You are barking up the wrong tree.
You could make that approach work correctly, but taking data that has already been parsed (by HTML::TreeBuilder in this case), dumping it to an unparsed format (via as_HTML), and reparsing it (via regexes), is a red flag.
Even if it was not a bad idea in general, as_HTML does not always output the one-tag-per-line format that your code would need.
Your task is complicated by the UL&LI tags not occurring within the SPAN tag.

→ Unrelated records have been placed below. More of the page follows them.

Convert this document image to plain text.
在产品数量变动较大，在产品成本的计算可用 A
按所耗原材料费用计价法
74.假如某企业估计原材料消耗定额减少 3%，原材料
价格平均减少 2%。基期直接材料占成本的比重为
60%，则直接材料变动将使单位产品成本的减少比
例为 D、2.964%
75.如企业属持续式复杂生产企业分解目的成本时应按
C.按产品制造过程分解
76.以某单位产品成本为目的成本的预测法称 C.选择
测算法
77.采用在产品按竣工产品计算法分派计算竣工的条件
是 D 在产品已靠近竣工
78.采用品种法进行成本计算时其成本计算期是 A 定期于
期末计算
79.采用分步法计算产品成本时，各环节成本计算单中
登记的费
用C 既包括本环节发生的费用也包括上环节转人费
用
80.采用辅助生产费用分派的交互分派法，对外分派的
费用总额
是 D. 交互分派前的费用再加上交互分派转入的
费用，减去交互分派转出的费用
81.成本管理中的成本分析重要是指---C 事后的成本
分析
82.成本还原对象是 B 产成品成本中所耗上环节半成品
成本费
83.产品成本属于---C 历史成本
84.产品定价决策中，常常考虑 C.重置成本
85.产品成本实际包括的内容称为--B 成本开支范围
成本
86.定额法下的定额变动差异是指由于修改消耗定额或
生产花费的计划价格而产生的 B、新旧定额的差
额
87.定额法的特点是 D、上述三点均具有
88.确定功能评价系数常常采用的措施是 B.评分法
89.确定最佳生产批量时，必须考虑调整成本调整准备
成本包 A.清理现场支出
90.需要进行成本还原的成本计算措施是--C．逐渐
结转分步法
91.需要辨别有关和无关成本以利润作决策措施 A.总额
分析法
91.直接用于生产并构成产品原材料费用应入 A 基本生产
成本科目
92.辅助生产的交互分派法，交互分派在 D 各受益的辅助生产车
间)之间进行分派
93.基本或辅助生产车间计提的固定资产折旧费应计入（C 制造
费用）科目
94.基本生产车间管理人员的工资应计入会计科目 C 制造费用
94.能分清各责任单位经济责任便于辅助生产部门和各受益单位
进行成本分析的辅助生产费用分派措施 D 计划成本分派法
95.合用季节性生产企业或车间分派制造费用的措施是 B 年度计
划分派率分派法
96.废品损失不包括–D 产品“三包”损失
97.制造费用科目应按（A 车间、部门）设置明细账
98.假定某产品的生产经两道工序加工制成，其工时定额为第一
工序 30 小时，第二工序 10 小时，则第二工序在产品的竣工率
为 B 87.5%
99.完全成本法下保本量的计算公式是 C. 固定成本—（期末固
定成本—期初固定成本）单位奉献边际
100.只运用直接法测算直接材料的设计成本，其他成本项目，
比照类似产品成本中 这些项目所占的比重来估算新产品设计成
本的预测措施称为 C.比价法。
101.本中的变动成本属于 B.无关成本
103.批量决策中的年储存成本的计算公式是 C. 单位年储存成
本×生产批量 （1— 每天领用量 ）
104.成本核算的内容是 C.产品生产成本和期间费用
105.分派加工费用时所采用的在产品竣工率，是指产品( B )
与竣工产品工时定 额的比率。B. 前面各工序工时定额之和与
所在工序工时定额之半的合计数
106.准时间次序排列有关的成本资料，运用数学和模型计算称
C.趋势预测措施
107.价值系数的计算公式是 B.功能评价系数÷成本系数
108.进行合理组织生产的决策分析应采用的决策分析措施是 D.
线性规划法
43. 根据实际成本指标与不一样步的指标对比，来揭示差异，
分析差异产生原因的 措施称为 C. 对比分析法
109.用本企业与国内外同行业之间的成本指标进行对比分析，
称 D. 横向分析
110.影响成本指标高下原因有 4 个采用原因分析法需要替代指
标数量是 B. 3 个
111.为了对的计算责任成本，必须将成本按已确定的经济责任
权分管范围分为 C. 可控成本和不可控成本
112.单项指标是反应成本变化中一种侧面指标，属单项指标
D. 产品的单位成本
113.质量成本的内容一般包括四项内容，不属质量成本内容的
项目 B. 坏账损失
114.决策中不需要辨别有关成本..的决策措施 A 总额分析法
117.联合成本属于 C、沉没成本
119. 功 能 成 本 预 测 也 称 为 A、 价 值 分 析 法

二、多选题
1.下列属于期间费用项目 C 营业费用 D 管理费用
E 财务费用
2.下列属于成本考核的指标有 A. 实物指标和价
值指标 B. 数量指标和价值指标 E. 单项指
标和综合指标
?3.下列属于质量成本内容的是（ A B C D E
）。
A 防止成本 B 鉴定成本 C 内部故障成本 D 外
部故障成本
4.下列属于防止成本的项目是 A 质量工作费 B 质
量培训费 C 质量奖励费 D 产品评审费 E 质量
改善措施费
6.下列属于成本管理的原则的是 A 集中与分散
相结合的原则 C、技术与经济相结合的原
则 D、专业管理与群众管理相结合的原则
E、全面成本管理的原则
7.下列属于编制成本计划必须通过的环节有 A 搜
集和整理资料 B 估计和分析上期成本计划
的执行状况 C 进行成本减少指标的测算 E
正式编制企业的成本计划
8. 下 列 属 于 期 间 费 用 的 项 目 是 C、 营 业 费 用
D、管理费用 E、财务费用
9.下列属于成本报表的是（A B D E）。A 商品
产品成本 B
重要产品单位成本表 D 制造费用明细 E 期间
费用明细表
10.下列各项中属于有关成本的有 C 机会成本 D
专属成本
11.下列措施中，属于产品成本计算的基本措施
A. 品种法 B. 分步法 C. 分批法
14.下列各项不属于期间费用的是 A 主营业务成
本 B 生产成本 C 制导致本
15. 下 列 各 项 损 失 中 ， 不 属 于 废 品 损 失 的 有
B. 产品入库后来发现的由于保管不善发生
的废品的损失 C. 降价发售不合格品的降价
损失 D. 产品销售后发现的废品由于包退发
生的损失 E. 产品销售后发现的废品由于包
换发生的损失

By the time you are processing a LI tag, the author in the previous SPAN tag cannot be directly accessed, since the SPAN is before the LI, but not a parent of LI.
Your impulse to iterate over the tags is good. The "my $author;" line would have to be outside the while() loop, though.

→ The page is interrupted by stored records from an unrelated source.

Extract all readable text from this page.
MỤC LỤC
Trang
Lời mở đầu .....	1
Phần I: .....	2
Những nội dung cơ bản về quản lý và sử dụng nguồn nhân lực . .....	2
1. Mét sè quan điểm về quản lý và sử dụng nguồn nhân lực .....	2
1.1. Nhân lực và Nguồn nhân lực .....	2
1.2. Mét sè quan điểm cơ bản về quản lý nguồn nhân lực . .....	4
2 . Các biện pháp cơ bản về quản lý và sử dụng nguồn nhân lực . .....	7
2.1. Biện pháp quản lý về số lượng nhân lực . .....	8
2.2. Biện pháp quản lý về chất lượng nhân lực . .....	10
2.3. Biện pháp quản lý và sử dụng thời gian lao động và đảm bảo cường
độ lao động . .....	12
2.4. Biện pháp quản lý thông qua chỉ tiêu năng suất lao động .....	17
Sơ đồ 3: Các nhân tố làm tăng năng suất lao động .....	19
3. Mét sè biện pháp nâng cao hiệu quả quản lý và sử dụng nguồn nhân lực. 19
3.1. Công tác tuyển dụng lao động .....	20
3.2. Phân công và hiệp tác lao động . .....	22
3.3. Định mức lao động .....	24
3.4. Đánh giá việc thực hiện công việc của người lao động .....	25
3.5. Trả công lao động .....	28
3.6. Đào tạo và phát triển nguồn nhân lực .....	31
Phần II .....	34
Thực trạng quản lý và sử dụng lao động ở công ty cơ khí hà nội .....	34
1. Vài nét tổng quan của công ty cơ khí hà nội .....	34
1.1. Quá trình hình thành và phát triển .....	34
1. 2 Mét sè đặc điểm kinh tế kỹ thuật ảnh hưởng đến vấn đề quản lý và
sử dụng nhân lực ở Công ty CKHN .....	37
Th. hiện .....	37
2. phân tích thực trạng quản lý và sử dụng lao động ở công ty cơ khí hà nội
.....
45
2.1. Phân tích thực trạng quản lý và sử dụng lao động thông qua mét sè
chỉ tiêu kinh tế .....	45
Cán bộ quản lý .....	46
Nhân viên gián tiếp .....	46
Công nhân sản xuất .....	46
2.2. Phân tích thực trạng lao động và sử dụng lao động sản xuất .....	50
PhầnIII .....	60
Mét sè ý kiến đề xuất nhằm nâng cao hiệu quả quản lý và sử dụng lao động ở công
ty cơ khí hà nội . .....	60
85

find_by_tag_name() accepts multiple tag names, and so will do what you need.
Working, tested code:
#!/usr/bin/env perl
use strict;
use warnings;
use HTML::TreeBuilder;
use Data::Dumper; $Data::Dumper::Sortkeys = 1;
my $tree = HTML::TreeBuilder->new;
$tree->parse( <<'END_OF_HTML' );
<span> Author_name </span>
__filler__
<ul>
<li> book 1 by Author_name </li>
<li> book 2 by Author_name </li>
</ul>
<span> New_Author </span>
__filler__
<ul>
<li> book 1 by new </li>
</ul>
END_OF_HTML
$tree->eof;
# Uncomment to show that as_HTML is a bad fit for this task.

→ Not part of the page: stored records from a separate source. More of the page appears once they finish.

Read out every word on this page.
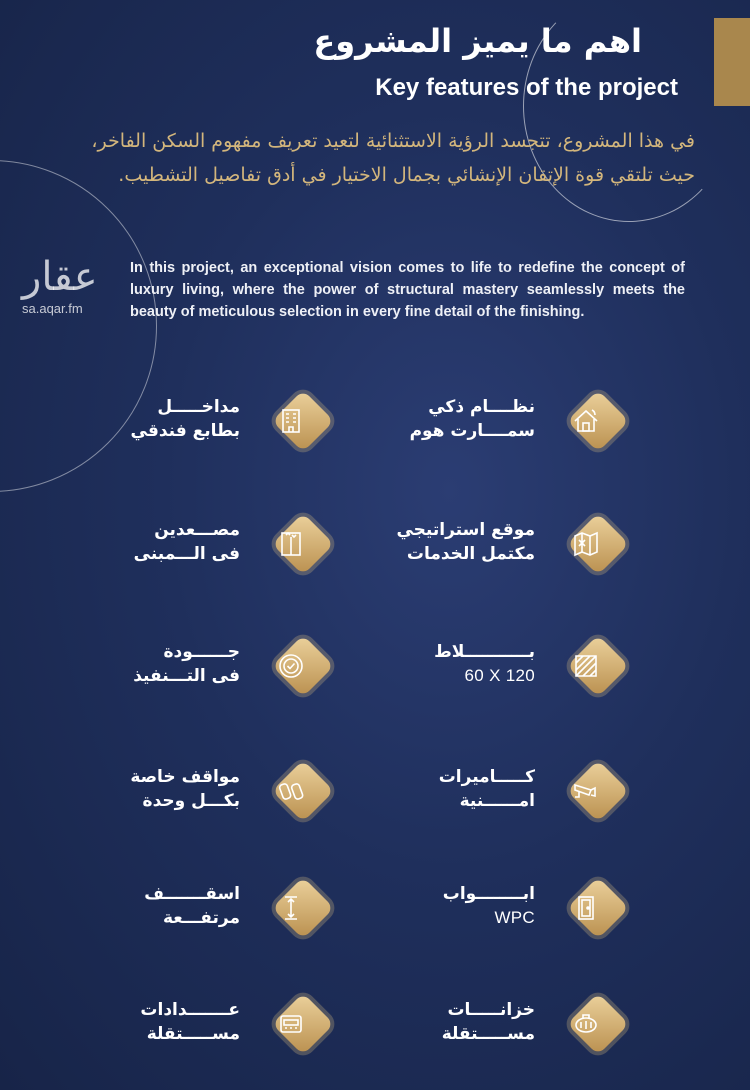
اهم ما يميز المشروع
Key features of the project
في هذا المشروع، تتجسد الرؤية الاستثنائية لتعيد تعريف مفهوم السكن الفاخر، حيث تلتقي قوة الإتقان الإنشائي بجمال الاختيار في أدق تفاصيل التشطيب.
In this project, an exceptional vision comes to life to redefine the concept of luxury living, where the power of structural mastery seamlessly meets the beauty of meticulous selection in every fine detail of the finishing.
عقار
sa.aqar.fm
مداخـــــل
بطابع فندقي
نظــــام ذكي
سمــــارت هوم
مصـــعدين
فى الـــمبنى
موقع استراتيجي
مكتمل الخدمات
جــــــودة
فى التـــنفيذ
بـــــــــــلاط
60 X 120
مواقف خاصة
بكـــل وحدة
كـــــاميرات
امــــــنية
اسقـــــــف
مرتفـــعة
ابــــــــواب
WPC
عـــــــدادات
مســـــتقلة
خزانـــــات
مســـــتقلة
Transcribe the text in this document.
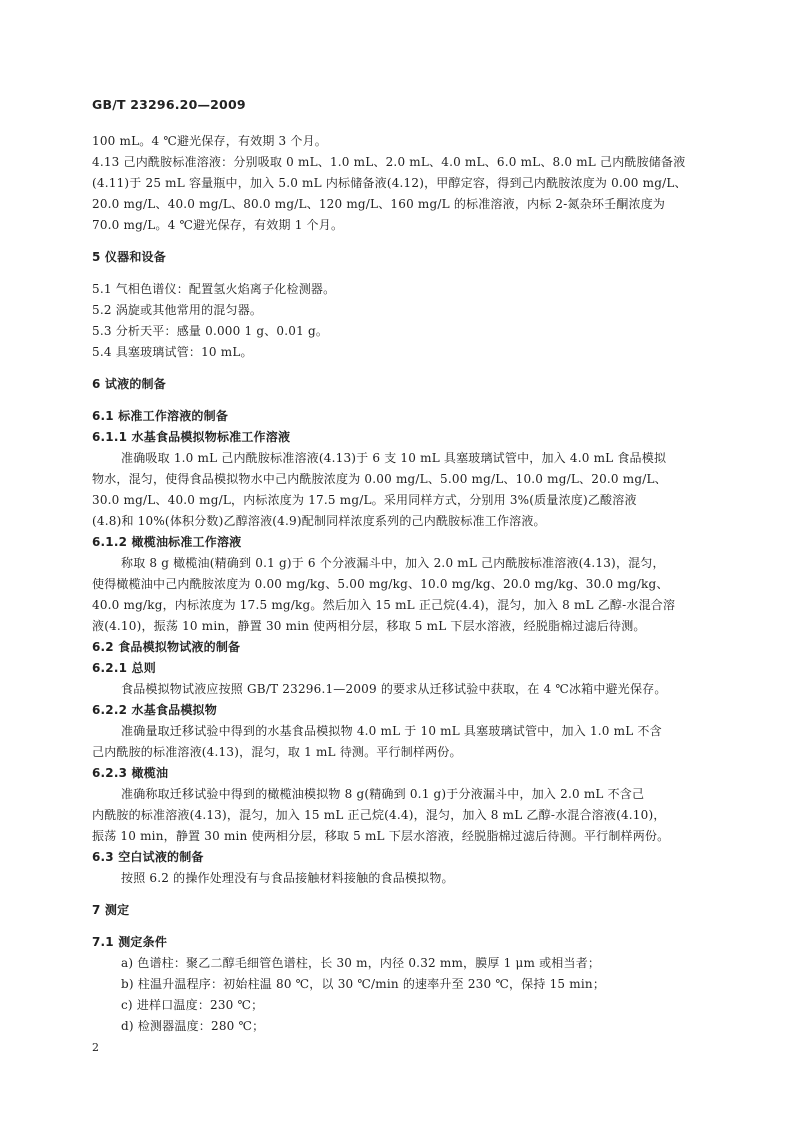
GB/T 23296.20—2009
100 mL。4 ℃避光保存，有效期 3 个月。
4.13 己内酰胺标准溶液：分别吸取 0 mL、1.0 mL、2.0 mL、4.0 mL、6.0 mL、8.0 mL 己内酰胺储备液
(4.11)于 25 mL 容量瓶中，加入 5.0 mL 内标储备液(4.12)，甲醇定容，得到己内酰胺浓度为 0.00 mg/L、
20.0 mg/L、40.0 mg/L、80.0 mg/L、120 mg/L、160 mg/L 的标准溶液，内标 2-氮杂环壬酮浓度为
70.0 mg/L。4 ℃避光保存，有效期 1 个月。
5 仪器和设备
5.1 气相色谱仪：配置氢火焰离子化检测器。
5.2 涡旋或其他常用的混匀器。
5.3 分析天平：感量 0.000 1 g、0.01 g。
5.4 具塞玻璃试管：10 mL。
6 试液的制备
6.1 标准工作溶液的制备
6.1.1 水基食品模拟物标准工作溶液
准确吸取 1.0 mL 己内酰胺标准溶液(4.13)于 6 支 10 mL 具塞玻璃试管中，加入 4.0 mL 食品模拟
物水，混匀，使得食品模拟物水中己内酰胺浓度为 0.00 mg/L、5.00 mg/L、10.0 mg/L、20.0 mg/L、
30.0 mg/L、40.0 mg/L，内标浓度为 17.5 mg/L。采用同样方式，分别用 3%(质量浓度)乙酸溶液
(4.8)和 10%(体积分数)乙醇溶液(4.9)配制同样浓度系列的己内酰胺标准工作溶液。
6.1.2 橄榄油标准工作溶液
称取 8 g 橄榄油(精确到 0.1 g)于 6 个分液漏斗中，加入 2.0 mL 己内酰胺标准溶液(4.13)，混匀，
使得橄榄油中己内酰胺浓度为 0.00 mg/kg、5.00 mg/kg、10.0 mg/kg、20.0 mg/kg、30.0 mg/kg、
40.0 mg/kg，内标浓度为 17.5 mg/kg。然后加入 15 mL 正己烷(4.4)，混匀，加入 8 mL 乙醇-水混合溶
液(4.10)，振荡 10 min，静置 30 min 使两相分层，移取 5 mL 下层水溶液，经脱脂棉过滤后待测。
6.2 食品模拟物试液的制备
6.2.1 总则
食品模拟物试液应按照 GB/T 23296.1—2009 的要求从迁移试验中获取，在 4 ℃冰箱中避光保存。
6.2.2 水基食品模拟物
准确量取迁移试验中得到的水基食品模拟物 4.0 mL 于 10 mL 具塞玻璃试管中，加入 1.0 mL 不含
己内酰胺的标准溶液(4.13)，混匀，取 1 mL 待测。平行制样两份。
6.2.3 橄榄油
准确称取迁移试验中得到的橄榄油模拟物 8 g(精确到 0.1 g)于分液漏斗中，加入 2.0 mL 不含己
内酰胺的标准溶液(4.13)，混匀，加入 15 mL 正己烷(4.4)，混匀，加入 8 mL 乙醇-水混合溶液(4.10)，
振荡 10 min，静置 30 min 使两相分层，移取 5 mL 下层水溶液，经脱脂棉过滤后待测。平行制样两份。
6.3 空白试液的制备
按照 6.2 的操作处理没有与食品接触材料接触的食品模拟物。
7 测定
7.1 测定条件
a) 色谱柱：聚乙二醇毛细管色谱柱，长 30 m，内径 0.32 mm，膜厚 1 μm 或相当者；
b) 柱温升温程序：初始柱温 80 ℃，以 30 ℃/min 的速率升至 230 ℃，保持 15 min；
c) 进样口温度：230 ℃；
d) 检测器温度：280 ℃；
2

# open my $fh , '<', \( $tree->as_HTML('', ' ') ) or die;
# print $_ while <$fh>;
# exit;
my @tags = $tree->find_by_tag_name( qw( span li ) );
my $current_author;
my %book_author;
my %author_books_HoA;
for my $t (@tags) {
my $tag_name = $t->tag;
if ( $tag_name eq 'span' ) {
$current_author = $t->as_trimmed_text;
}
elsif ( $tag_name eq 'li' ) {
next unless $t->parent->tag eq 'ul';
my $book_title = $t->as_trimmed_text;
warn if exists $book_author{$book_title};
$book_author{$book_title} = $current_author;
push @{ $author_books_HoA{$current_author} }, $book_title;
}
else {
die "Unexpected tag $tag_name"
}
}
print Dumper \%book_author, \%author_books_HoA;
Output: $VAR1 = {
'book 1 by Author_name' => 'Author_name',
'book 1 by new' => 'New_Author',
'book 2 by Author_name' => 'Author_name'
};
$VAR2 = {
'Author_name' => [
'book 1 by Author_name',
'book 2 by Author_name'
],
'New_Author' => [
'book 1 by new'
]
};
/em |